それに“あいつ”も私に気付かないし、何処かに行っちゃうし……
まさか、忘れてないわよね?」
どうやら静香の好きな人は一緒に異世界にとばされたのに静香に気付いてないらしい。
静香は引っ越して初めて高校に行った時、好きな人を見つけた。
しかし、緊張もあってか話しかけることができなかった。
静香は昔から容姿のせいもあってか、男の子に人気でいつも言い寄られていた。
そのせいで女の子からは嫌がらせを受けたり、無視されたりして友人があまり少なかった。

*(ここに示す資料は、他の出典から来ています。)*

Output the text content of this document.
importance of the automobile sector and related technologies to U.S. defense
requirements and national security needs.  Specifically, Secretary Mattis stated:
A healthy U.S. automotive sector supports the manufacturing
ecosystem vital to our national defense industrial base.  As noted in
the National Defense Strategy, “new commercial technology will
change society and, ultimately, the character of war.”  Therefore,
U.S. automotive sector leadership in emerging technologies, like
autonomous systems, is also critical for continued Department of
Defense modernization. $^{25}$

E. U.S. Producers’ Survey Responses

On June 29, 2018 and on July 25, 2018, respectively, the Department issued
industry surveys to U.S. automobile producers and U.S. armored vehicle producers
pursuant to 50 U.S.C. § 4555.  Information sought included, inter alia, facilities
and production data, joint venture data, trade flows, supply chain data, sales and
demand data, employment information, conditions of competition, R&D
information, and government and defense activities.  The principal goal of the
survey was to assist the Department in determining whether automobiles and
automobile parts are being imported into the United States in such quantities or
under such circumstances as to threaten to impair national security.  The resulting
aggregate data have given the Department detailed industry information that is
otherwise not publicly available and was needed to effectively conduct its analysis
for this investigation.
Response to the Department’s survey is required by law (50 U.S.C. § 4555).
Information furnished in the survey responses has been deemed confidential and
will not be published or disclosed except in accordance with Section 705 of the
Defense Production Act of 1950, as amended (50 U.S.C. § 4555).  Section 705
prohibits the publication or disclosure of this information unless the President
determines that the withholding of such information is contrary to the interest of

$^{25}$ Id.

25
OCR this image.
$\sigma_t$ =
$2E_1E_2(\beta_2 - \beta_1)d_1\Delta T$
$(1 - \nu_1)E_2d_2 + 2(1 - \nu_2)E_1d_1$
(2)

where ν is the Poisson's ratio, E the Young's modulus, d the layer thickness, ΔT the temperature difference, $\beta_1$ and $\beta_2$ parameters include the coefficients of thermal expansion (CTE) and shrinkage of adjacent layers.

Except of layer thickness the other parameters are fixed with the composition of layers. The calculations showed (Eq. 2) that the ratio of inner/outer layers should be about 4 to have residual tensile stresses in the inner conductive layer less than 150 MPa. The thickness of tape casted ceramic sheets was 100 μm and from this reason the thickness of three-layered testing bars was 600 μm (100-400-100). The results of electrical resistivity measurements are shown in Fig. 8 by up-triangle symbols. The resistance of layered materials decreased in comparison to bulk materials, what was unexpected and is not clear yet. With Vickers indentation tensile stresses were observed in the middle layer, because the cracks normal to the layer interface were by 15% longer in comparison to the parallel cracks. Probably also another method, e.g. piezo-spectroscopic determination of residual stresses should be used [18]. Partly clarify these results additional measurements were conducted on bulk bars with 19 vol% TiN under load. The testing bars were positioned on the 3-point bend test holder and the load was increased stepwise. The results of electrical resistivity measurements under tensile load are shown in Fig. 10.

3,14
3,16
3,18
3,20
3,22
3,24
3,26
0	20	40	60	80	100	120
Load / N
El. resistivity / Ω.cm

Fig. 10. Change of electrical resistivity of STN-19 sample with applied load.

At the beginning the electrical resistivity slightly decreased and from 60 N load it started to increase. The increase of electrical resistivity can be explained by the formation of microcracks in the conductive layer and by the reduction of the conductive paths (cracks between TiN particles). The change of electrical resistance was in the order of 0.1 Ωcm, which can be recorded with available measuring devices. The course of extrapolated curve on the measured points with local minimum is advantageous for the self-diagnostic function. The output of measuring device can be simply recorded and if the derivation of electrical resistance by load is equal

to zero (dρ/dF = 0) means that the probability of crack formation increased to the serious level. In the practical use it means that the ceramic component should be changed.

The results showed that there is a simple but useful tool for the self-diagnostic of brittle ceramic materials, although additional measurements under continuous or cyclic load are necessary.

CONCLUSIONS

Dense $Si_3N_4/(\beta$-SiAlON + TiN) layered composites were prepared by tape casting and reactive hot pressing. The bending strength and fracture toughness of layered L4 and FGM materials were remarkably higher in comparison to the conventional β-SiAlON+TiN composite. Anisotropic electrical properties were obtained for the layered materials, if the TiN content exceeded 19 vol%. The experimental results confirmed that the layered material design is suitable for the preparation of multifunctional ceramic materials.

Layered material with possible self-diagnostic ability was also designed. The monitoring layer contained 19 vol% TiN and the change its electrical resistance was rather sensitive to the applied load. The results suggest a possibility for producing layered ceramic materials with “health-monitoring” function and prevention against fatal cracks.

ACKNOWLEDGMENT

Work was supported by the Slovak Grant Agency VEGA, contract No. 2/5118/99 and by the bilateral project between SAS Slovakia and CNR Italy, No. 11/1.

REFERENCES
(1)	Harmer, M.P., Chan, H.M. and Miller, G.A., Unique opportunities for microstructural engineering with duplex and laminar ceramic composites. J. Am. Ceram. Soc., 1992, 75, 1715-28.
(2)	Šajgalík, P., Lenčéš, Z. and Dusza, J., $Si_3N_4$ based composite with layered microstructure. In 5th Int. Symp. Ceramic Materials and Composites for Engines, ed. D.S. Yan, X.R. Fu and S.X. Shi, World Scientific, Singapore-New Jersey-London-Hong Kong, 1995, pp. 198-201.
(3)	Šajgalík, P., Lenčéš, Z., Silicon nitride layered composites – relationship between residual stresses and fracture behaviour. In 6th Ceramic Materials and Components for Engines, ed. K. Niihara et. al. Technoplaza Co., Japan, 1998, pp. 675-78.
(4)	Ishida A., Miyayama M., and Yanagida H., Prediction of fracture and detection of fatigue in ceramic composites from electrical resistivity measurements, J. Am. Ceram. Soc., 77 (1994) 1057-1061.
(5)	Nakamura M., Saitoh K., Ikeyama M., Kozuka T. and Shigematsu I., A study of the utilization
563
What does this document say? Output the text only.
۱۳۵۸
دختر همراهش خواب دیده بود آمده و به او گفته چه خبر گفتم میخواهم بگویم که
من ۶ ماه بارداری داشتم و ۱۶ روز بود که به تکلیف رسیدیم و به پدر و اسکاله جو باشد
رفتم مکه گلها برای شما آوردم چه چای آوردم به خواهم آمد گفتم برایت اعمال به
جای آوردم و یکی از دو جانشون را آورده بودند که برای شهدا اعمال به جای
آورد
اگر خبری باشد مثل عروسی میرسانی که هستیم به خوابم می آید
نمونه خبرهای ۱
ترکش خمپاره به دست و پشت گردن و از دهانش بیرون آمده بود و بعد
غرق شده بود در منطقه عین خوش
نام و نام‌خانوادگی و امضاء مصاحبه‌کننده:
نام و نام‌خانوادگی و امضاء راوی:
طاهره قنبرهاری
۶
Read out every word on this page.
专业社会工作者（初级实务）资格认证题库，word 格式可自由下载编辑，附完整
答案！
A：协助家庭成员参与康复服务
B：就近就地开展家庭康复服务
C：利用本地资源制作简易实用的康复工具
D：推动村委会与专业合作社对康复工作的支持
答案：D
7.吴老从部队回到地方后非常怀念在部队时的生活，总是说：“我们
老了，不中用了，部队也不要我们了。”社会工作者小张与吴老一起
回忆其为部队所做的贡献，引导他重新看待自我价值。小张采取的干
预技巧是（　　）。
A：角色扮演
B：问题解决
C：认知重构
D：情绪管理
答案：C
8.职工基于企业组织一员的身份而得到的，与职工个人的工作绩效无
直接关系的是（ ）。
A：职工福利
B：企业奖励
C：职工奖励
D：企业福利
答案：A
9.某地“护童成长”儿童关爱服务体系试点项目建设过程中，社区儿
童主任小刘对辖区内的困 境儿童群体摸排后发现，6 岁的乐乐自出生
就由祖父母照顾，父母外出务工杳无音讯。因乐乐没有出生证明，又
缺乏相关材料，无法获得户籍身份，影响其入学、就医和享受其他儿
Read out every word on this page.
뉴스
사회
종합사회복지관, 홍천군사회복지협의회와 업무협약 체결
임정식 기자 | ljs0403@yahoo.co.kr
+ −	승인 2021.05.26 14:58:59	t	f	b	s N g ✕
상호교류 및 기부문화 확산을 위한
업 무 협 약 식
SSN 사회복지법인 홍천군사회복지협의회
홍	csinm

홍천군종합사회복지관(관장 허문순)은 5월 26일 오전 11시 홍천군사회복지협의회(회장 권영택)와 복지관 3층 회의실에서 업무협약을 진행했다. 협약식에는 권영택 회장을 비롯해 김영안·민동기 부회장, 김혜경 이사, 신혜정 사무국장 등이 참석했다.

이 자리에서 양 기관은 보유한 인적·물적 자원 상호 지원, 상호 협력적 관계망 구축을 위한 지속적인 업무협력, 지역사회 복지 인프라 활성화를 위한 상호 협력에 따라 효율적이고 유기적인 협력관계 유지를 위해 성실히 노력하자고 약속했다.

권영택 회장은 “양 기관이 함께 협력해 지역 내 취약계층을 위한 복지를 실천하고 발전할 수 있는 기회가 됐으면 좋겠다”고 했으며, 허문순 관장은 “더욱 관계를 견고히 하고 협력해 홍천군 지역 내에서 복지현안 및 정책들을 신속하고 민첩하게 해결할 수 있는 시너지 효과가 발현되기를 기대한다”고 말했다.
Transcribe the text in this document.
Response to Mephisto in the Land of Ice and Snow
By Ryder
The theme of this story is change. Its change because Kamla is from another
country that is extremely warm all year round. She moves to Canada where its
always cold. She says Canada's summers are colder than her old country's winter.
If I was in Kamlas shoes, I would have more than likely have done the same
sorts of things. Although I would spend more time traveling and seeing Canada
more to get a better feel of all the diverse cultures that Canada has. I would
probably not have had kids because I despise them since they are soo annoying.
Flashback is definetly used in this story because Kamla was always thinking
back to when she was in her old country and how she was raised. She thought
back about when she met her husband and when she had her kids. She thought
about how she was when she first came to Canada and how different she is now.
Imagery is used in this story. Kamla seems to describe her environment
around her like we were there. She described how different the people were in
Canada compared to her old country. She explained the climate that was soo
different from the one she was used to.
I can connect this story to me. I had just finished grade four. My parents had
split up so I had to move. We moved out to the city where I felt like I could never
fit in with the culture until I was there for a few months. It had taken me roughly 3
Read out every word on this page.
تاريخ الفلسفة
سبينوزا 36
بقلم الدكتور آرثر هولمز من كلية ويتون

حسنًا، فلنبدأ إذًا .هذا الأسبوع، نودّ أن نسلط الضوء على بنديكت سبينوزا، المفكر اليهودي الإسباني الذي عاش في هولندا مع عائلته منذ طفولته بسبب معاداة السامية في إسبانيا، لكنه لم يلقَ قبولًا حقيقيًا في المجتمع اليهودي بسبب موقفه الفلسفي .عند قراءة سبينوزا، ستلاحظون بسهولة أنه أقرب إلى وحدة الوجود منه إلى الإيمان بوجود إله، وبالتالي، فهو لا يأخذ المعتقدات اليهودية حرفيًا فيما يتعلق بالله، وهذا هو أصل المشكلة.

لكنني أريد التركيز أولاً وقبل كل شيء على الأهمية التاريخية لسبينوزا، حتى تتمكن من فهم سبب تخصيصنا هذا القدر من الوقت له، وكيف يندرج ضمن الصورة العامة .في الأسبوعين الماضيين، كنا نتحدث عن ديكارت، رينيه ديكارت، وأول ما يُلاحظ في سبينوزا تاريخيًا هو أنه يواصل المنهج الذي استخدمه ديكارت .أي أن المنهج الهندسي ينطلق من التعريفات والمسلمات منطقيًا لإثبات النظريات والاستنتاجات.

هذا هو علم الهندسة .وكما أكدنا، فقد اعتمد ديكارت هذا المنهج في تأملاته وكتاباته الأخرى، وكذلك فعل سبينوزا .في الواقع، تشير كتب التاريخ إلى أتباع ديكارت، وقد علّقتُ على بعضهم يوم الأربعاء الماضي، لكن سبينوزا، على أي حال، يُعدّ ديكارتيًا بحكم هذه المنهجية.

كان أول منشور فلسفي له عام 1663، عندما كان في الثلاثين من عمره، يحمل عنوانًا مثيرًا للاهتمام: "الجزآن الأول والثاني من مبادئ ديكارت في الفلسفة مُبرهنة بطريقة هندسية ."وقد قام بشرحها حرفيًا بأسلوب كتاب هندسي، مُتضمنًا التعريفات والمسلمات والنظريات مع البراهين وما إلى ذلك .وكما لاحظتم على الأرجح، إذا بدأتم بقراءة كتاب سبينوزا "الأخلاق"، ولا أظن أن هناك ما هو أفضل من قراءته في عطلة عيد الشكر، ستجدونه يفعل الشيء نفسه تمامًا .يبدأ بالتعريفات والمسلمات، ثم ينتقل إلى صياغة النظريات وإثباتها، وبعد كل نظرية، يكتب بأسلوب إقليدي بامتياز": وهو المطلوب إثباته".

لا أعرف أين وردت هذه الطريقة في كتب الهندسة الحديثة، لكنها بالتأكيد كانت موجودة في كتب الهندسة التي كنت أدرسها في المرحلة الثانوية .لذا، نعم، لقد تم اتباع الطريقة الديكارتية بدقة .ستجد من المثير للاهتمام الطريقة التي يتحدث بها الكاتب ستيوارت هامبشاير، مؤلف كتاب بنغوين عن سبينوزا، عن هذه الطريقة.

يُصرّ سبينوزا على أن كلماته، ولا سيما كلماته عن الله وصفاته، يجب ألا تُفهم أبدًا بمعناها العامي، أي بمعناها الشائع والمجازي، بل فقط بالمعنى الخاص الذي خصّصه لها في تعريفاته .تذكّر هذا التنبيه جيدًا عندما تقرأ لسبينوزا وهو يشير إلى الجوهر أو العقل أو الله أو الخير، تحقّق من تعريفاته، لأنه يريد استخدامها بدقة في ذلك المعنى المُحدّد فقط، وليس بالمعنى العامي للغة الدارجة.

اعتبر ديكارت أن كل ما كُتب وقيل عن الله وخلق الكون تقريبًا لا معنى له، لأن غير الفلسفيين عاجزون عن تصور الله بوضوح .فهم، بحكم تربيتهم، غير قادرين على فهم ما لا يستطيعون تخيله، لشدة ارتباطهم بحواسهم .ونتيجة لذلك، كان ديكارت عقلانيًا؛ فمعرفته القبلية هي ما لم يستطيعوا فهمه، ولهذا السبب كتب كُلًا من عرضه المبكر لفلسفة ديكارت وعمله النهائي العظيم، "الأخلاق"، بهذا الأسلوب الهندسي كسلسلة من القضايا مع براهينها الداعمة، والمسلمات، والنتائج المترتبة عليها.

そんな経緯からか、静香は軽い人間不信を起こしていた。
そんな時助けてくれた人物。
静香にとってはヒーローで好きになるのも当然であった。
親の都合でアメリカに行くと決まった時、静香は一晩中泣いていた。
その人物と離れ離れになることなんて考えたくなかったし、嫌だった。
結局、好きな人には何も言わずに引っ越した。
そして現在に至る。
「ねぇあなたは何処に行ったの?また会って話がしたいよ、“泰斗”…」
静香は遠くに見える地平線を眺めながらそう呟いた。